Prof. Dr. Barış Erdoğan: “Türkiye’de Mevlid hakkında yapılmış sosyolojik ve antropolojik çalışmalar yeterli değil”
Son konuşmacı Üsküdar Üniversitesi Sosyoloji Bölümü Bölüm Başkanı Prof. Dr. Barış Erdoğan; “Mevlidin Sosyolojisi: Mevlidin Modern Zamanlarda Toplumsal Hayattaki Yeri ve İşlevleri” başlıklı sunum gerçekleştirdi. Erdoğan; “Süleyman Çelebi’nin eseri Vesîletü’n-Necât’ın üzerinden Peygamber sevgisini dile getiren Mevlid merasimlerinin Türk toplumsal hayatında işgal ettiği yeri ve bu törenlerin toplumsal fonksiyonlarını diğer sosyologların yaptığı çalışmalar ışığında kendi bakış açımı da katarak sizlere anlatmaya çalışacağım. Her ritüelin iki işlevi vardır. Birinci açık işlev, ikincisi gizli işlev. Şimdi Mevlidin açık işlevi Peygamber (Hz.) için selam ve salavat getirip dünyada şefaate nail olmak, sevap kazanmaktır. Gizli işlevi ise toplumda birlik ve bütünlüğü sağlayan bir araç olmasıdır. Mevlid Türk toplumunda önemli bir yer işgal etmesine rağmen maalesef Türkiye’de bu alanda yapılmış sosyolojik ve antropolojik çalışmalar o kadar az ki! İlahiyatçılar ya da edebiyatçılar bu konuyla daha çok ilgileniyorlar ama sosyolojik boyutu oldukça zayıf. İslam coğrafyasında önce Kur’an sonra Mevlid gelir. Süleyman Çelebi’nin bu eseri sıradan insanların kalplerine seslenmiştir. Onların gönüllerinde yer almıştır. Sünnet düğünlerinde, nikah törenlerinde biz Mevlidi görüyoruz yani beşikten mezara kadar sevinçte, kaderde Mevlid Töreni Türk sosyal hayatının her alanında mevcut. Özellikle de doğum, evlilik, ölüm gibi geçiş ritüellerinin de mevcut okumasının da ayrı bir önemi vardır. Yapılan araştırmalarda kadınların erkeklere göre Mevlid törenlerine daha çok ilgi gösterdiğini görüyoruz.” ifadelerini kullandı.

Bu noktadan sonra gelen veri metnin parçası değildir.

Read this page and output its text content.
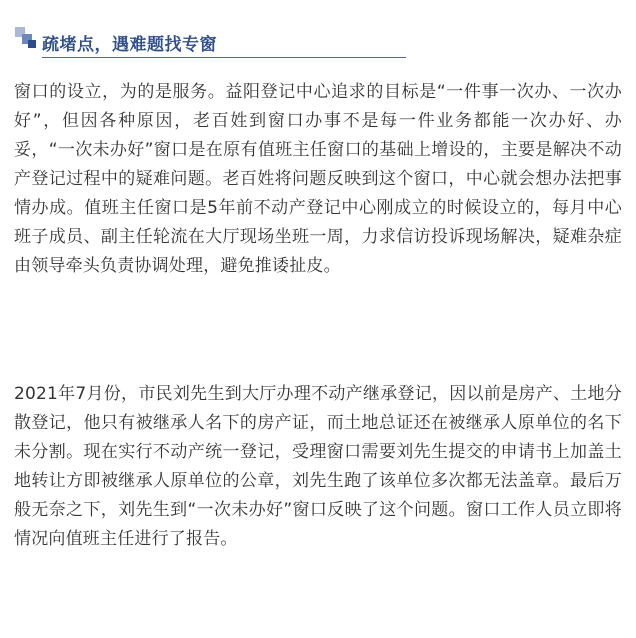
疏堵点，遇难题找专窗

窗口的设立，为的是服务。益阳登记中心追求的目标是“一件事一次办、一次办好”，但因各种原因，老百姓到窗口办事不是每一件业务都能一次办好、办妥，“一次未办好”窗口是在原有值班主任窗口的基础上增设的，主要是解决不动产登记过程中的疑难问题。老百姓将问题反映到这个窗口，中心就会想办法把事情办成。值班主任窗口是5年前不动产登记中心刚成立的时候设立的，每月中心班子成员、副主任轮流在大厅现场坐班一周，力求信访投诉现场解决，疑难杂症由领导牵头负责协调处理，避免推诿扯皮。

2021年7月份，市民刘先生到大厅办理不动产继承登记，因以前是房产、土地分散登记，他只有被继承人名下的房产证，而土地总证还在被继承人原单位的名下未分割。现在实行不动产统一登记，受理窗口需要刘先生提交的申请书上加盖土地转让方即被继承人原单位的公章，刘先生跑了该单位多次都无法盖章。最后万般无奈之下，刘先生到“一次未办好”窗口反映了这个问题。窗口工作人员立即将情况向值班主任进行了报告。
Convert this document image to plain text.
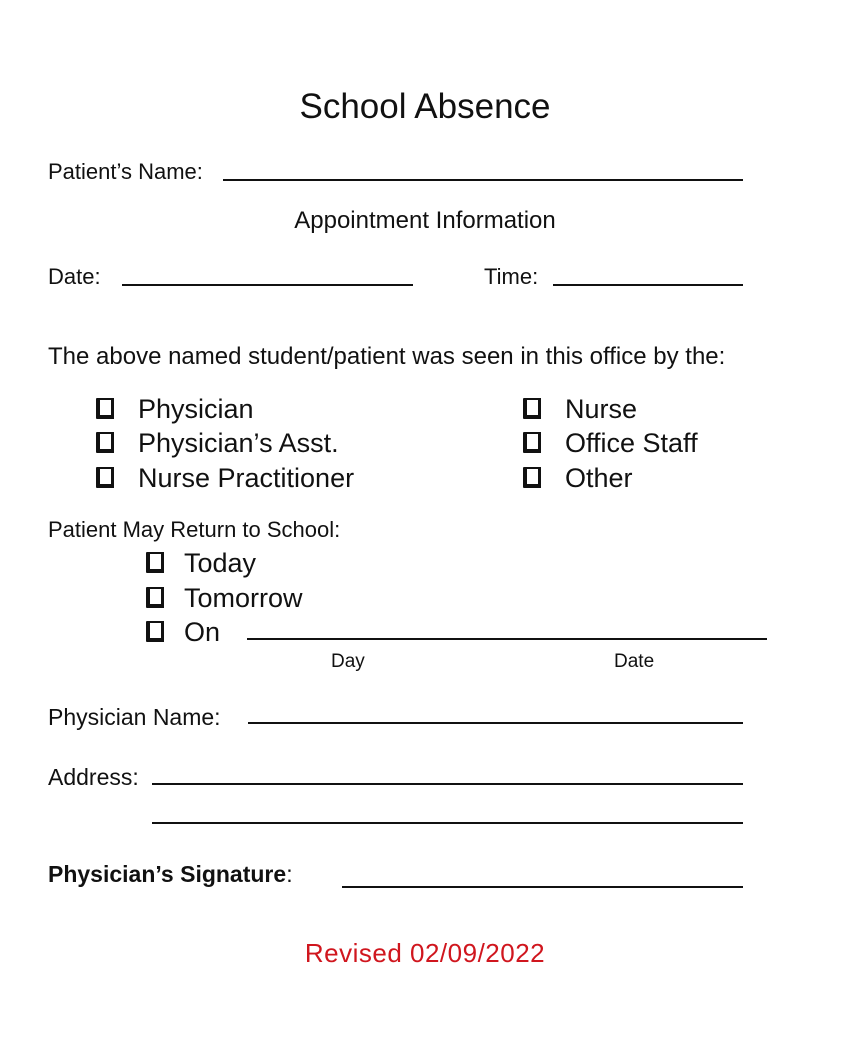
School Absence
Patient’s Name:
Appointment Information
Date:	Time:
The above named student/patient was seen in this office by the:
Physician
Physician’s Asst.
Nurse Practitioner
Nurse
Office Staff
Other
Patient May Return to School:
Today
Tomorrow
On
Day	Date
Physician Name:
Address:
Physician’s Signature:
Revised 02/09/2022
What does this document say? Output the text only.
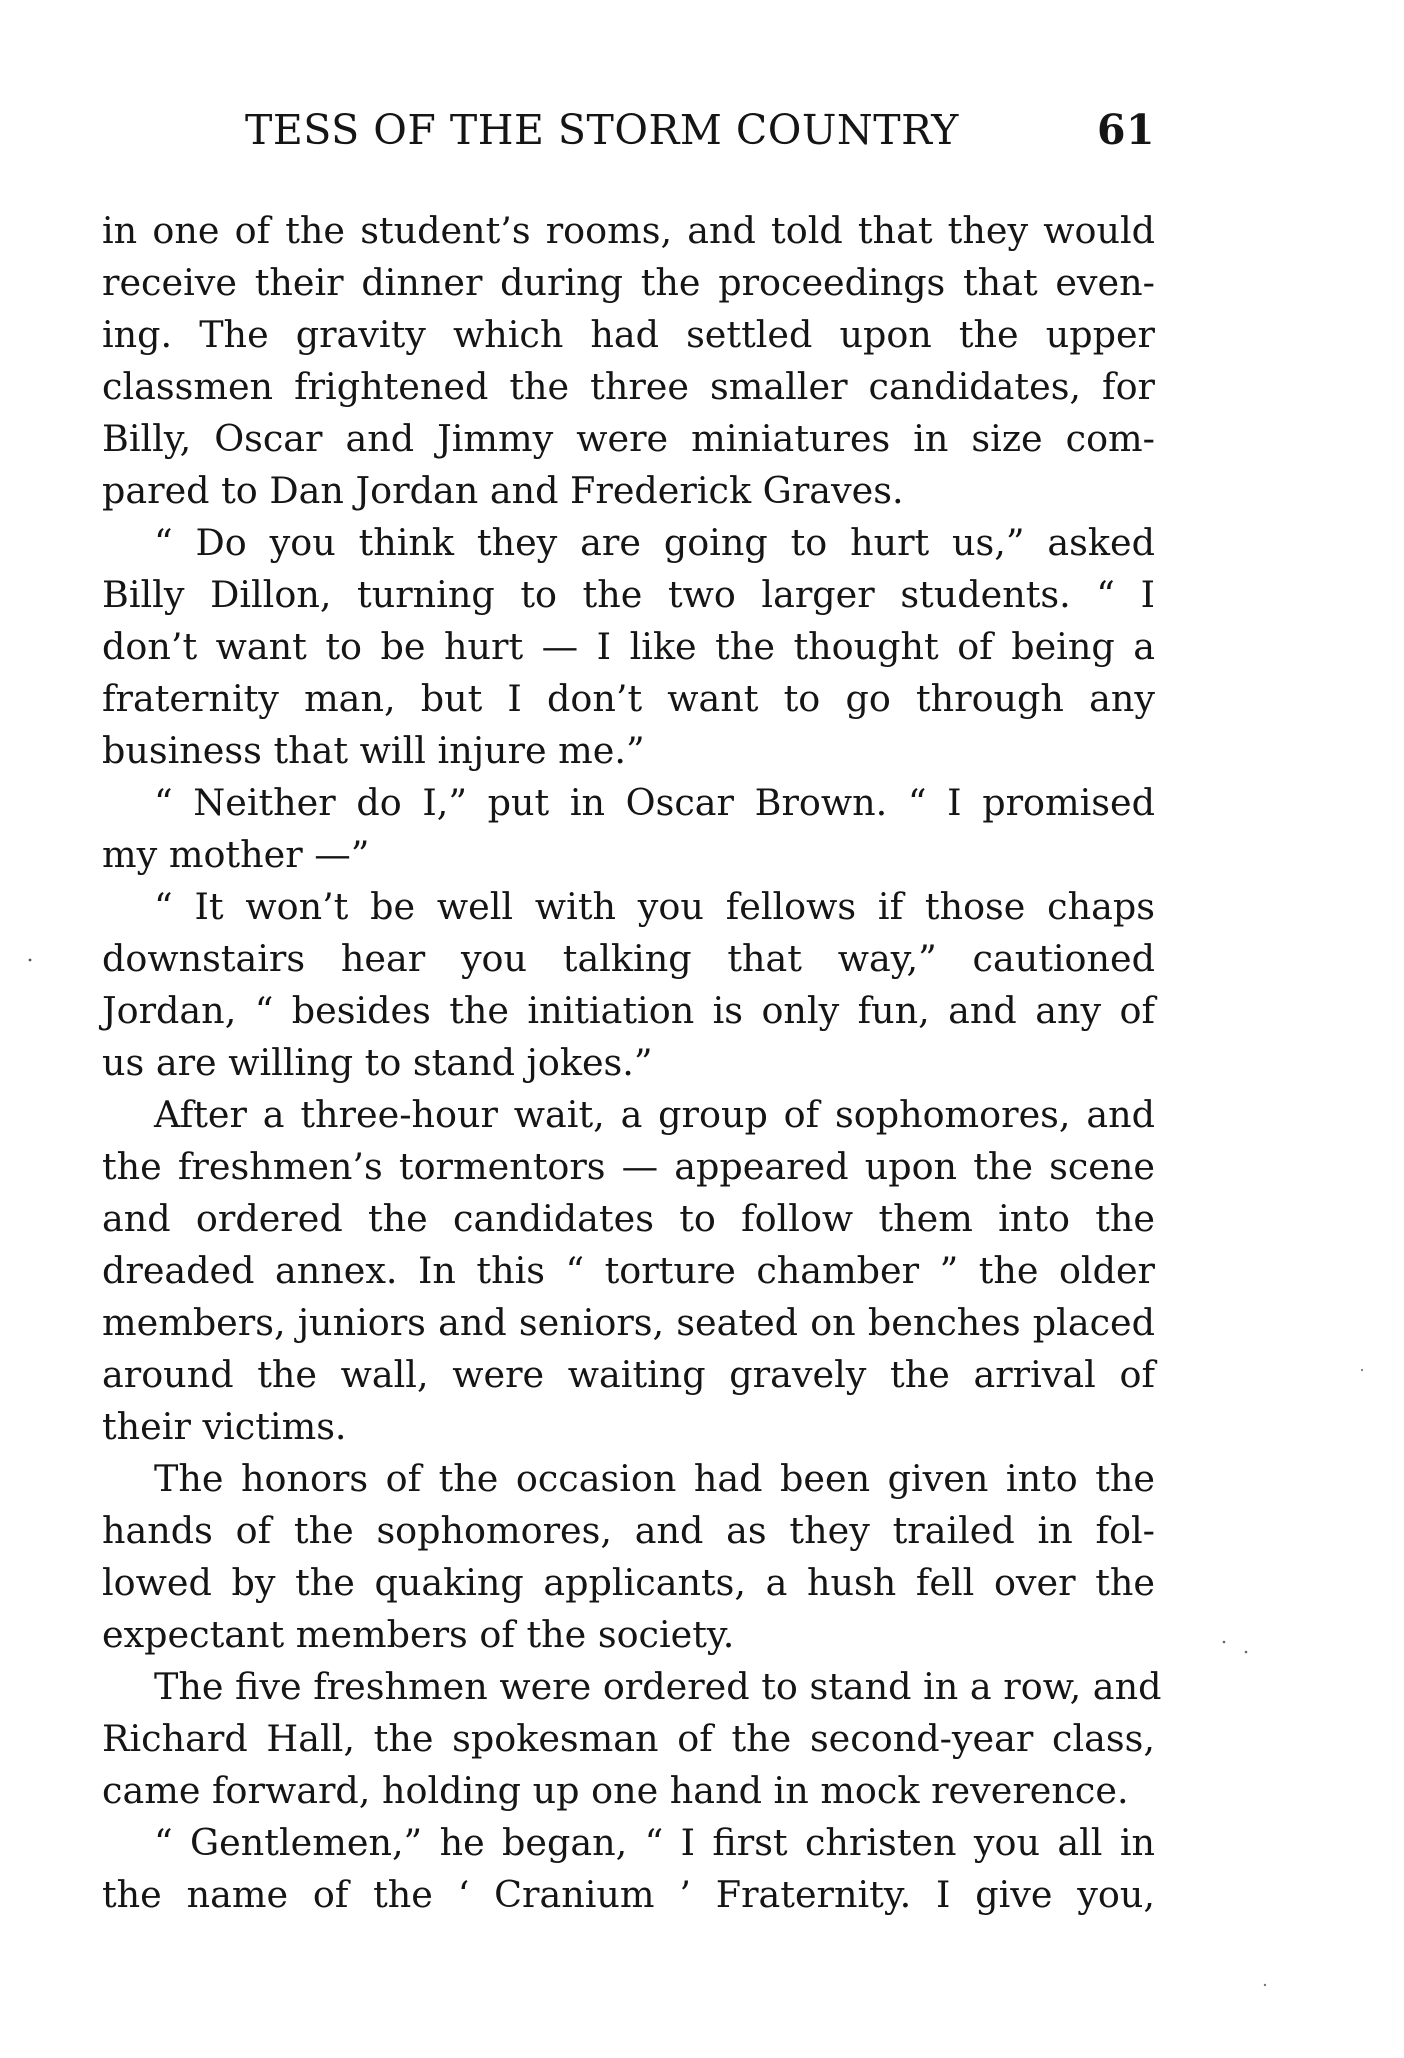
TESS OF THE STORM COUNTRY	61
in one of the student’s rooms, and told that they would
receive their dinner during the proceedings that even-
ing. The gravity which had settled upon the upper
classmen frightened the three smaller candidates, for
Billy, Oscar and Jimmy were miniatures in size com-
pared to Dan Jordan and Frederick Graves.
“ Do you think they are going to hurt us,” asked
Billy Dillon, turning to the two larger students. “ I
don’t want to be hurt — I like the thought of being a
fraternity man, but I don’t want to go through any
business that will injure me.”
“ Neither do I,” put in Oscar Brown. “ I promised
my mother —”
“ It won’t be well with you fellows if those chaps
downstairs hear you talking that way,” cautioned
Jordan, “ besides the initiation is only fun, and any of
us are willing to stand jokes.”
After a three-hour wait, a group of sophomores, and
the freshmen’s tormentors — appeared upon the scene
and ordered the candidates to follow them into the
dreaded annex. In this “ torture chamber ” the older
members, juniors and seniors, seated on benches placed
around the wall, were waiting gravely the arrival of
their victims.
The honors of the occasion had been given into the
hands of the sophomores, and as they trailed in fol-
lowed by the quaking applicants, a hush fell over the
expectant members of the society.
The five freshmen were ordered to stand in a row, and
Richard Hall, the spokesman of the second-year class,
came forward, holding up one hand in mock reverence.
“ Gentlemen,” he began, “ I first christen you all in
the name of the ‘ Cranium ’ Fraternity. I give you,
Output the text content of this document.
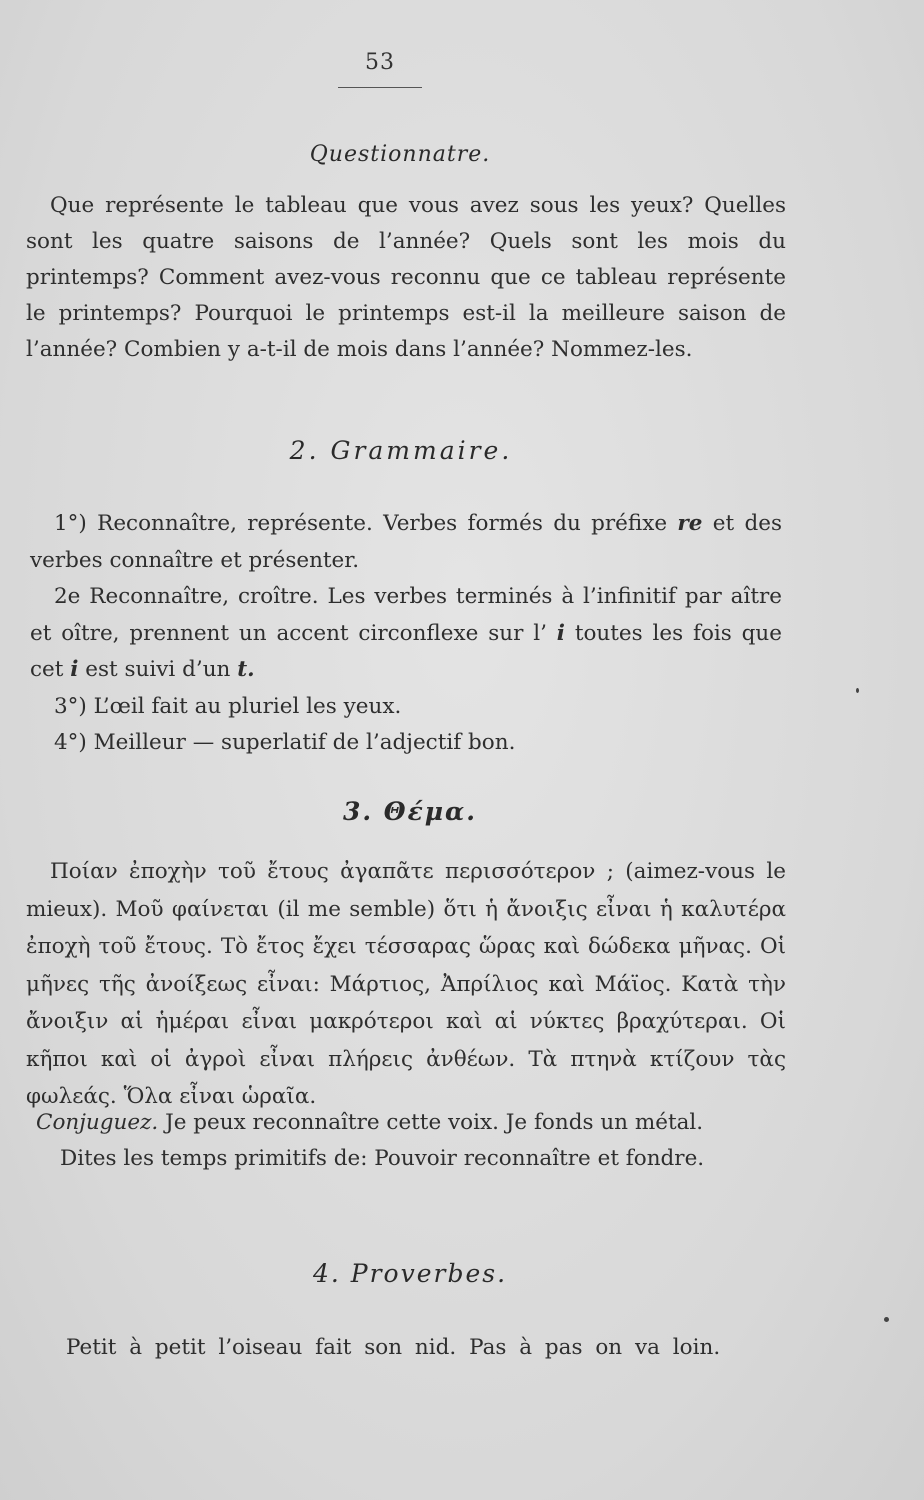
53
Questionnatre.

Que représente le tableau que vous avez sous les yeux? Quelles sont les quatre saisons de l’année? Quels sont les mois du printemps? Comment avez-vous reconnu que ce tableau représente le printemps? Pourquoi le printemps est-il la meilleure saison de l’année? Combien y a-t-il de mois dans l’année? Nommez-les.

2. Grammaire.

1°) Reconnaître, représente. Verbes formés du préfixe re et des verbes connaître et présenter.

2e Reconnaître, croître. Les verbes terminés à l’infinitif par aître et oître, prennent un accent circonflexe sur l’ i toutes les fois que cet i est suivi d’un t.

3°) L’œil fait au pluriel les yeux.

4°) Meilleur — superlatif de l’adjectif bon.

3. Θέμα.

Ποίαν ἐποχὴν τοῦ ἔτους ἀγαπᾶτε περισσότερον ; (aimez-vous le mieux). Μοῦ φαίνεται (il me semble) ὅτι ἡ ἄνοιξις εἶναι ἡ καλυτέρα ἐποχὴ τοῦ ἔτους. Τὸ ἔτος ἔχει τέσσαρας ὥρας καὶ δώδεκα μῆνας. Οἱ μῆνες τῆς ἀνοίξεως εἶναι: Μάρτιος, Ἀπρίλιος καὶ Μάϊος. Κατὰ τὴν ἄνοιξιν αἱ ἡμέραι εἶναι μακρότεροι καὶ αἱ νύκτες βραχύτεραι. Οἱ κῆποι καὶ οἱ ἀγροὶ εἶναι πλήρεις ἀνθέων. Τὰ πτηνὰ κτίζουν τὰς φωλεάς. Ὅλα εἶναι ὡραῖα.

Conjuguez. Je peux reconnaître cette voix. Je fonds un métal.

Dites les temps primitifs de: Pouvoir reconnaître et fondre.

4. Proverbes.

Petit à petit l’oiseau fait son nid. Pas à pas on va loin.
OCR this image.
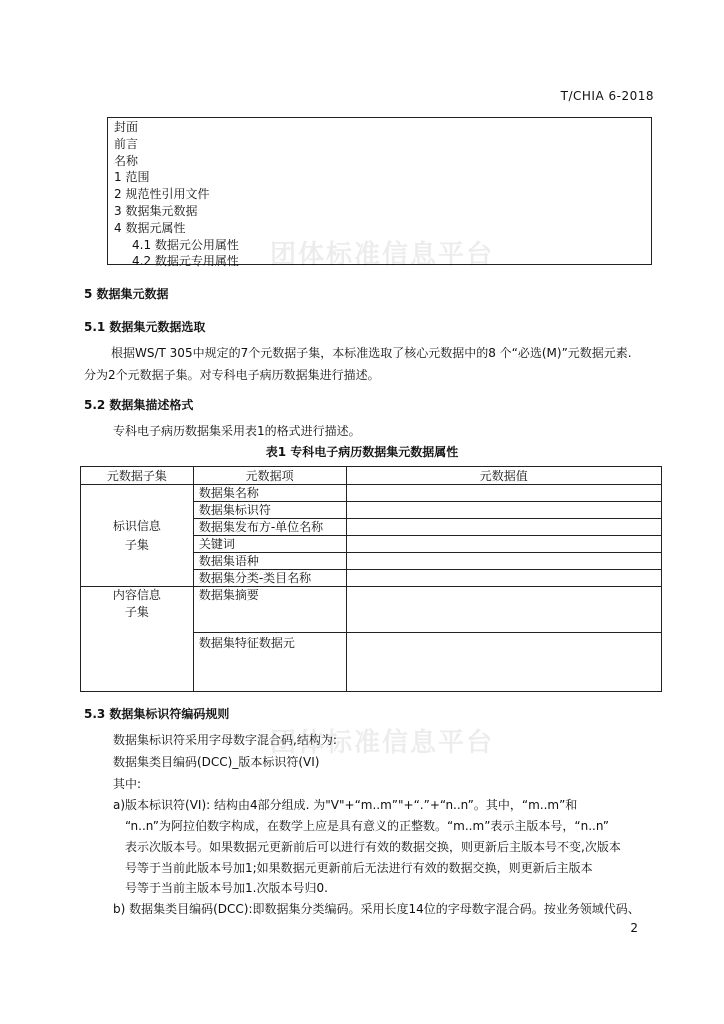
T/CHIA 6-2018
封面
前言
名称
1 范围
2 规范性引用文件
3 数据集元数据
4 数据元属性
4.1 数据元公用属性
4.2 数据元专用属性	团体标准信息平台
团体标准信息平台
5 数据集元数据
5.1 数据集元数据选取
根据WS/T 305中规定的7个元数据子集，本标准选取了核心元数据中的8 个“必选(M)”元数据元素.
分为2个元数据子集。对专科电子病历数据集进行描述。
5.2 数据集描述格式
专科电子病历数据集采用表1的格式进行描述。
表1 专科电子病历数据集元数据属性
元数据子集	元数据项	元数据值

标识信息
子集	数据集名称	
	数据集标识符	
	数据集发布方-单位名称	
	关键词	
	数据集语种	
	数据集分类-类目名称	

内容信息
子集	数据集摘要	
	数据集特征数据元	
5.3 数据集标识符编码规则
数据集标识符采用字母数字混合码,结构为:
数据集类目编码(DCC)_版本标识符(VI)
其中:
a)版本标识符(VI): 结构由4部分组成. 为"V"+“m..m”"+“.”+“n..n”。其中，“m..m”和
“n..n”为阿拉伯数字构成，在数学上应是具有意义的正整数。“m..m”表示主版本号，“n..n”
表示次版本号。如果数据元更新前后可以进行有效的数据交换，则更新后主版本号不变,次版本
号等于当前此版本号加1;如果数据元更新前后无法进行有效的数据交换，则更新后主版本
号等于当前主版本号加1.次版本号归0.
b) 数据集类目编码(DCC):即数据集分类编码。采用长度14位的字母数字混合码。按业务领域代码、
2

Panelin sonunda Türk Kadınları Kültür Derneği (TÜRKKAD) Genel Başkanı ve Kerim Vakfı Kurucu Üyelerinden Sayın Emine Bağlı ve Üsküdar Üniversitesi Genel Sekreteri Sayın Selçuk Uysaler konuşmacılara günün anısına plaketlerini takdim ettiler.
Emine Bağlı: “Düsturları iman ve kültür şuurunu günlük münakaşalardan uzak bir şekilde hayata geçirmektir. Mevlid geleneğimiz de çeşitli yönleriyle bunun toplum tarafından hayata yansıtılmış en güzel örneklerindendir”
Programın ikinci bölümü, TÜRKKAD ve Kerim Vakfı adına söz alan Sayın Emine Bağlının yaptığı konuşma ile sürdü. Emine Bağlı, “Dil, tarih, irfan, medeniyet, insaniyet ve akl-ı selim, bu kuruluşların mayasını teşkil etmektedir. Bakış açıları geniş ve derindir. Yaptıkları çalışmalar, uzun vâdelidir. Düsturları “İman ve kültür şuurunu günlük münakaşalardan uzak bir şekilde hayata geçirmektir.” İşte Mevlid geleneğimiz de çeşitli yönleriyle bunun toplum tarafından hayata yansıtılmış en güzel örneklerindendir” dedi. Sayın Bağlı konuşmasında Nisa Türk Müziği Topluluğu Sanat Yönetmeni Nebahat Konu’nun merhum Ahmet Hatipoğlu’ndan devraldığı Burdur Cumhur Kadın Mevlidi çalışmalarının sürdürülmesindeki rolünden ve Sayın Konu’nun alana katkılarından söz etti.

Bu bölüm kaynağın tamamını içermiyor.